In this interview Hunt says...
Not knowing what they were going to do potentially refers to Maibaum's failed revenge draft, which was written before Lazenby quit — but maybe even more importantly before OHMSS was received. From Variety:
"Unfortunately, Lazenby’s sudden departure required a complete rewrite." — was it his departure though? Because a few paragraphs later we get, "“But Maibaum’s treatments about a revenge-obsessed Bond didn’t impress Cubby Broccoli and Harry Saltzman.”
I can't find anything as to why it didn't impress them, or why they didn't want to go that direction. I suppose the assumption is that if Laz had stayed they might have been more willing to rework that idea until they liked it? The outside forces I mentioned in a previous post seem to have been at work, though, too.
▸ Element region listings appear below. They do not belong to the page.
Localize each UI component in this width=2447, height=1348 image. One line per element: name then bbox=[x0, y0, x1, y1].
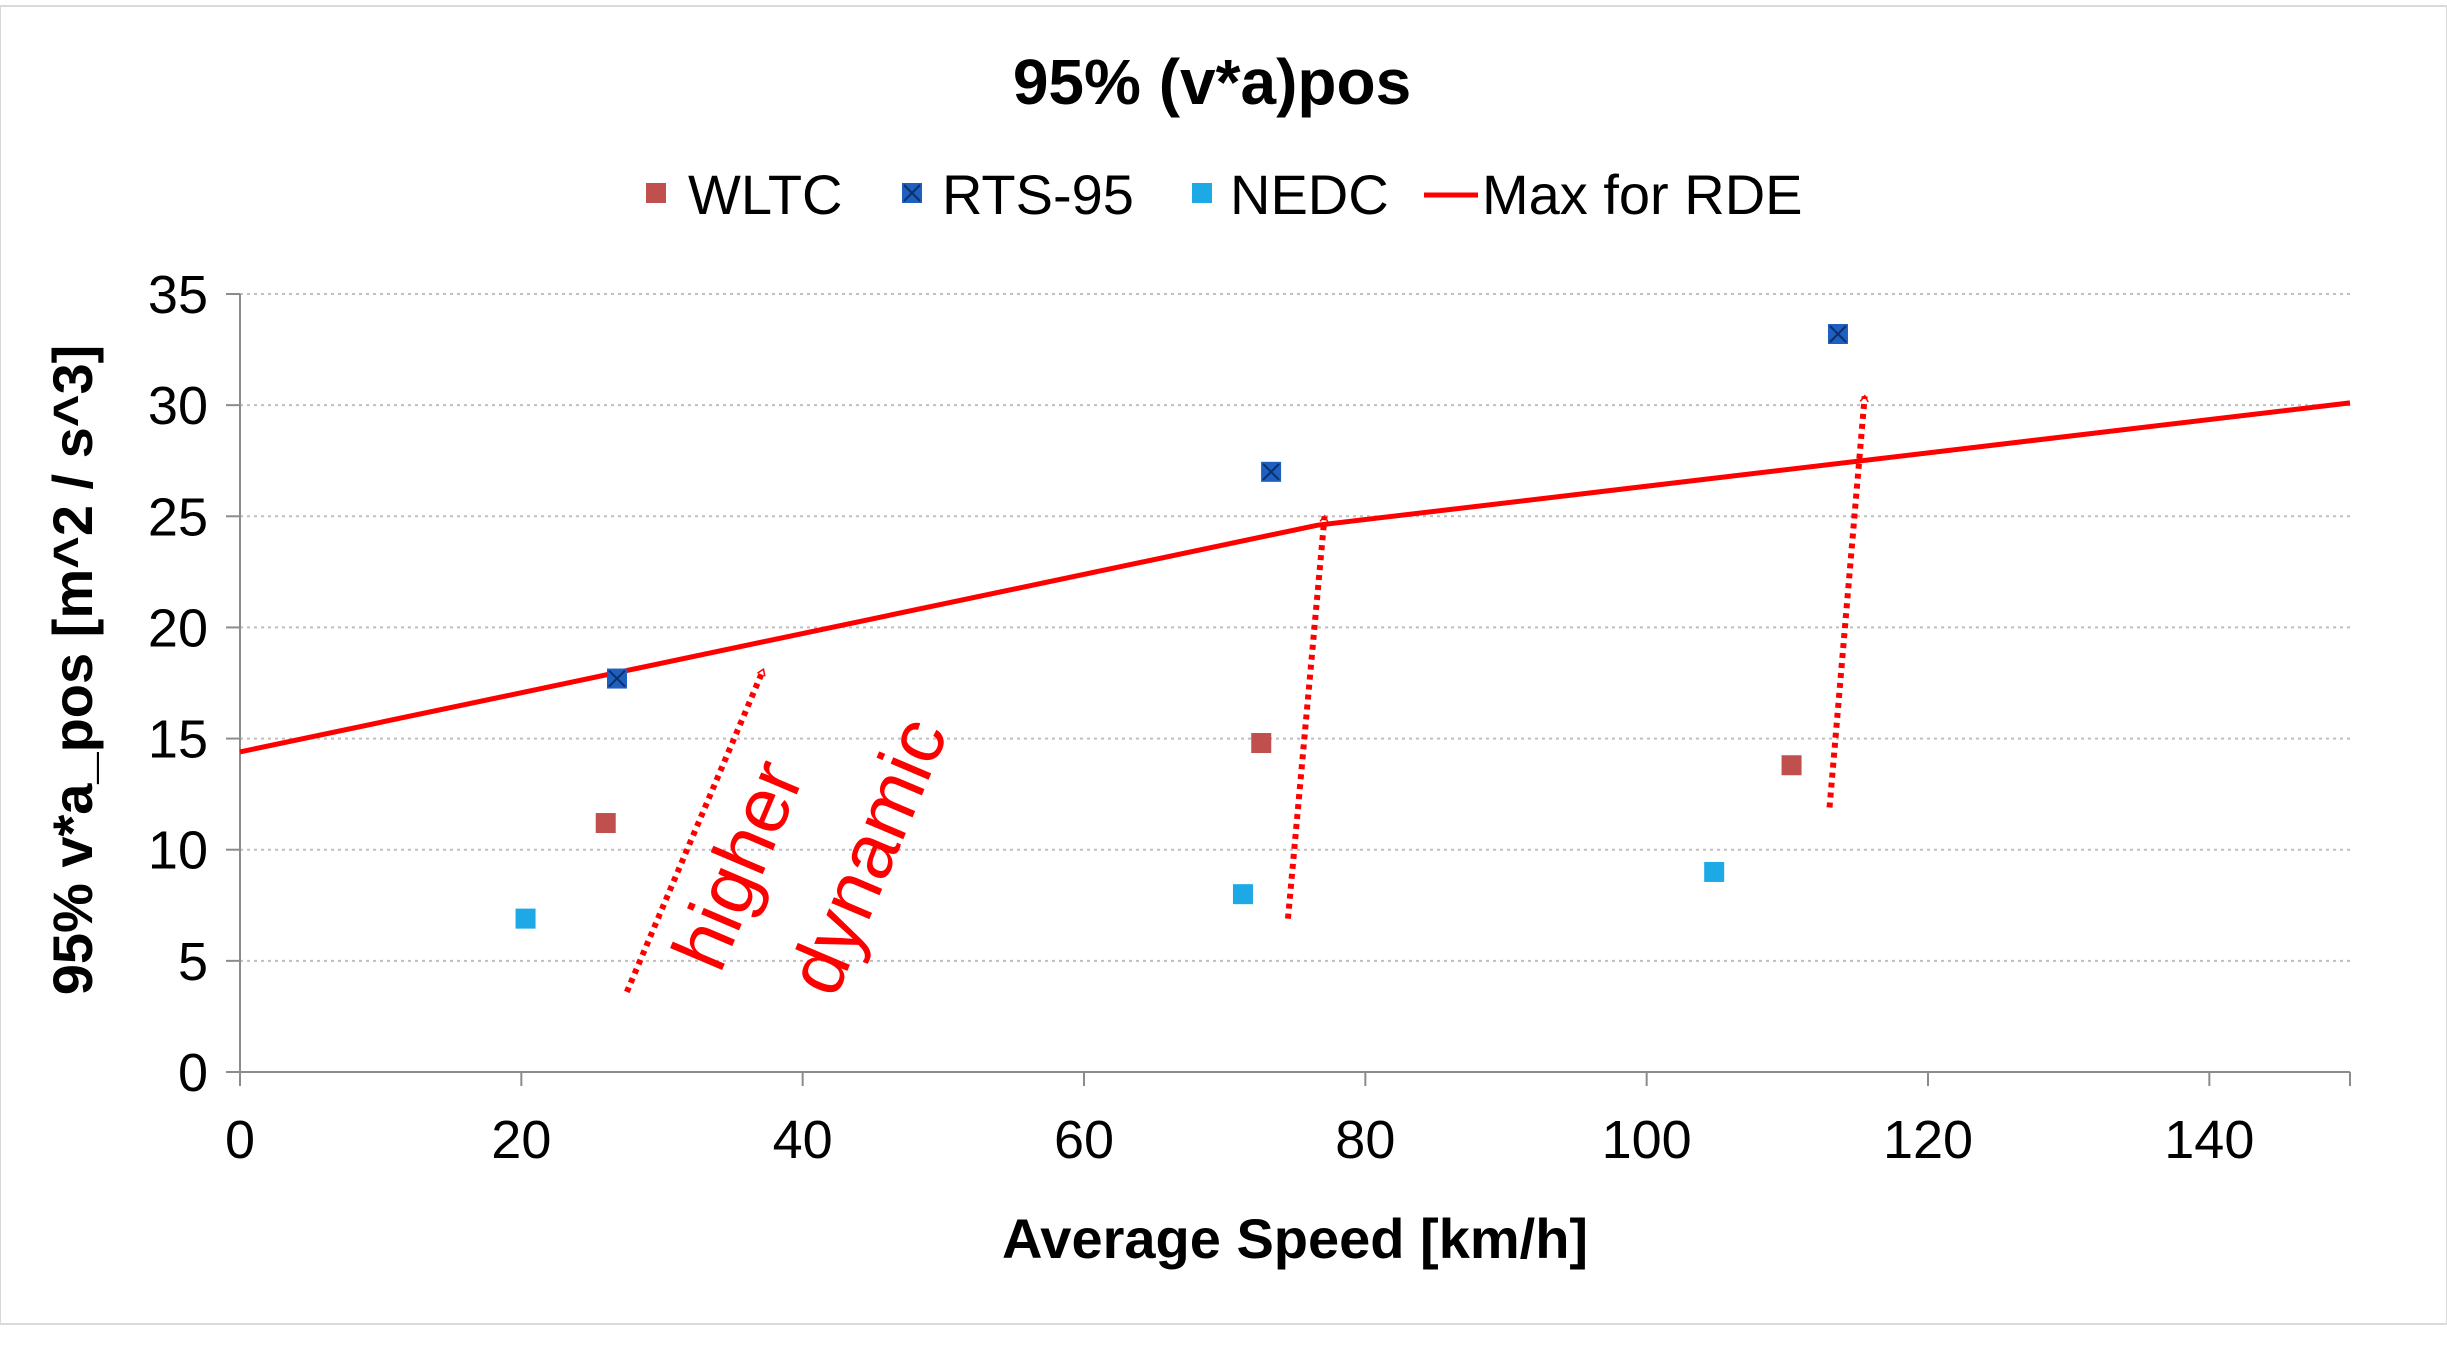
wltc-point-3 bbox=[1781, 755, 1802, 776]
x-tick-label-140: 140 bbox=[2164, 1110, 2254, 1170]
annotation-arrow-2 bbox=[1284, 514, 1329, 919]
rts-95-point-3-cross-b bbox=[1829, 325, 1847, 343]
tick-labels: 0 5 10 15 20 25 30 35 0 20 40 60 80 100 120 140 bbox=[148, 265, 2254, 1170]
x-tick-label-80: 80 bbox=[1335, 1110, 1395, 1170]
max-for-rde-line bbox=[239, 400, 2351, 755]
annotation-arrow-1 bbox=[624, 667, 767, 994]
y-tick-label-35: 35 bbox=[148, 265, 208, 325]
legend-marker-nedc bbox=[1192, 183, 1212, 203]
wltc-point-2 bbox=[1251, 733, 1272, 754]
nedc-point-1 bbox=[515, 908, 536, 929]
legend-marker-rts-95 bbox=[902, 183, 922, 203]
x-tick-label-60: 60 bbox=[1054, 1110, 1114, 1170]
rts-95-point-2-cross-b bbox=[1262, 463, 1280, 481]
gridlines bbox=[240, 293, 2350, 962]
x-tick-label-40: 40 bbox=[773, 1110, 833, 1170]
legend-label-rts-95: RTS-95 bbox=[942, 163, 1134, 226]
legend-label-wltc: WLTC bbox=[688, 163, 843, 226]
chart-frame bbox=[0, 5, 2447, 1325]
y-tick-label-30: 30 bbox=[148, 376, 208, 436]
y-tick-label-5: 5 bbox=[178, 932, 208, 992]
max-for-rde-line bbox=[239, 400, 2351, 755]
x-tick-label-120: 120 bbox=[1883, 1110, 1973, 1170]
axes bbox=[226, 293, 2351, 1086]
y-tick-label-0: 0 bbox=[178, 1043, 208, 1103]
y-tick-label-25: 25 bbox=[148, 487, 208, 547]
x-tick-label-100: 100 bbox=[1602, 1110, 1692, 1170]
legend-label-max-for-rde: Max for RDE bbox=[1482, 163, 1803, 226]
data-points bbox=[515, 324, 1848, 929]
y-axis-label: 95% v*a_pos [m^2 / s^3] bbox=[41, 345, 104, 996]
y-tick-label-10: 10 bbox=[148, 821, 208, 881]
x-axis-label: Average Speed [km/h] bbox=[1002, 1207, 1588, 1270]
y-tick-label-20: 20 bbox=[148, 598, 208, 658]
y-tick-label-15: 15 bbox=[148, 710, 208, 770]
x-tick-label-0: 0 bbox=[225, 1110, 255, 1170]
nedc-point-3 bbox=[1704, 861, 1725, 882]
x-tick-label-20: 20 bbox=[491, 1110, 551, 1170]
wltc-point-1 bbox=[595, 813, 616, 834]
rts-95-point-1-cross-b bbox=[608, 669, 626, 688]
legend-label-nedc: NEDC bbox=[1230, 163, 1389, 226]
legend: WLTC RTS-95 NEDC Max for RDE bbox=[646, 163, 1803, 226]
legend-marker-wltc bbox=[646, 183, 666, 203]
chart-title: 95% (v*a)pos bbox=[1013, 46, 1411, 118]
annotation-arrow-3 bbox=[1826, 394, 1869, 808]
nedc-point-2 bbox=[1232, 884, 1253, 905]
So it's interesting to speculate that perhaps Cubby would've wanted Bond to 'get younger' and have hired Mankiewicz anyway, resulting in a Hunt/Laz DAF that still shied away from the original OHMSS post-production plan. Of course I can't see Hunt signing off on the stuff Hamilton did, but I don't think that would have precluded a lighter direction being taken in general.
Thanks for this. I had no idea.
I think in many ways Sean Connery sold the Moore era with DAF.
It was my favourite back when I first started with the films. Stayed first a couple of years, I think. Still a top ten!
Quite controversial for me. I see OP definitely in the lowest quarter of them all and keep wondering if I don't prefer even AVTAK and DAF in the meantime.
Just need to lose the Tarzan roar and the gorilla suit and it's a luscious slice of Roger romp smothered in a indulgently tense Cold War thriller sauce and with an incredible stuntwork cherry on top.
If you lover Roger in the role you simply have to love OP.
Spot on!
I even love the gorilla suit and looking at the time thing. My main complaint is why didn't 009 ditch the balloons before running into the forest?
While I wouldn't say I love Roger in the role, he made it his and was Bond for the duration of my school years and OP is the best showcase of his Bond. It hits all the marks - best fights, humor, seriousness, suave, lover, etc. Maybe not physical peak, but everything else more than overcomes that.
I thought this 35 years ago when I first saw OP and it holds true in 2018.
Controversially, I love it's 1983 rival, NSNA just as much.